会話の最中でも間を取り持つのがとても上手くて
話したい時と、触れて居たい時と、煉獄の気分に合わせて付き合ってくれた。


煉獄の呼吸が落ち着いてきて、冷静になってきた。
すうっと息を吸えば、日の温かい匂い、緑の新鮮さが鼻から入り、息を吐くと風の音、葉の擦れる音が耳に入ってくる。
「…ここは、良い場所だな。」
「…そうでしょう。だって、私の特別な場所ですもの。

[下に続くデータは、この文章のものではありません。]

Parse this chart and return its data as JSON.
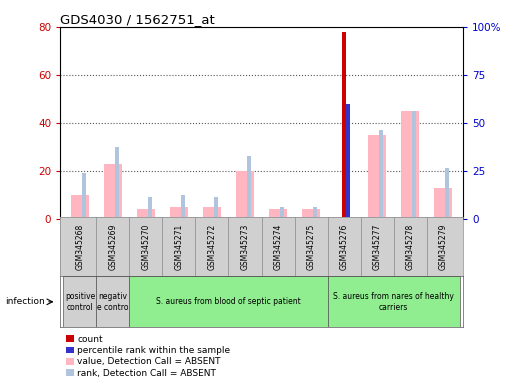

」
自慢気にふふっと笑うトリからは甘く柔らかい匂いがした。
「なぁ」
ん?と、くるっと顔をトリの方に向けた煉獄。
余りにも真剣な表情にトリは気恥ずかしくなって、なんですかーと、ふざけてしまう眉尻を下げる。
「何故、俺をここに…?」
「質問に質問で返すのは無粋だと思うのですが…なんでだと思います?」
ふふっと悪戯っ子の様に笑うトリ。
わからないから聞いているのだが…と、煉獄はぽりっと、こめかみを指でかく。
ふっと、鼻で笑うと大声であはははっと笑い始める煉獄。
「俺はなんて小さい事を気にして居たのかと思ったら笑えてきてな、すまん!」
胡蝶屋敷に来たのに、トリと全然話す機会が無かった事
話が出来ても用事があってそちらへ行ってしまった事
トリと、他の鬼殺隊員が呼ぶのに嫉妬していた事
ただ、トリと名前を呼んで、他愛もない話をして触れたかったんだと、ゆっくり話をした。
「これは俺の独り言だ、気にするな!トリ!」
「やっと、名前を呼んでくださいましたね」
ふわっと、トリの匂いが近くなったかと思うと、煉獄の唇にトリの唇が触れていた。

煉獄の手を取り、トリの顔の前に持っていき、すぅっと匂いを嗅ぐ。
「今は2人きりなんですから、私の名前を呼んで下さい。私はここに居ますから、沢山触れて下さい。」

あっという声と共に、トリは煉獄に力強く引き寄せられており、唇を重ねる。
目と目が合うとお互い微笑みあって、名前を呼び合い、
何度も何度も角度を変えて愛おしい者に触れるように優しく唇を合わせた。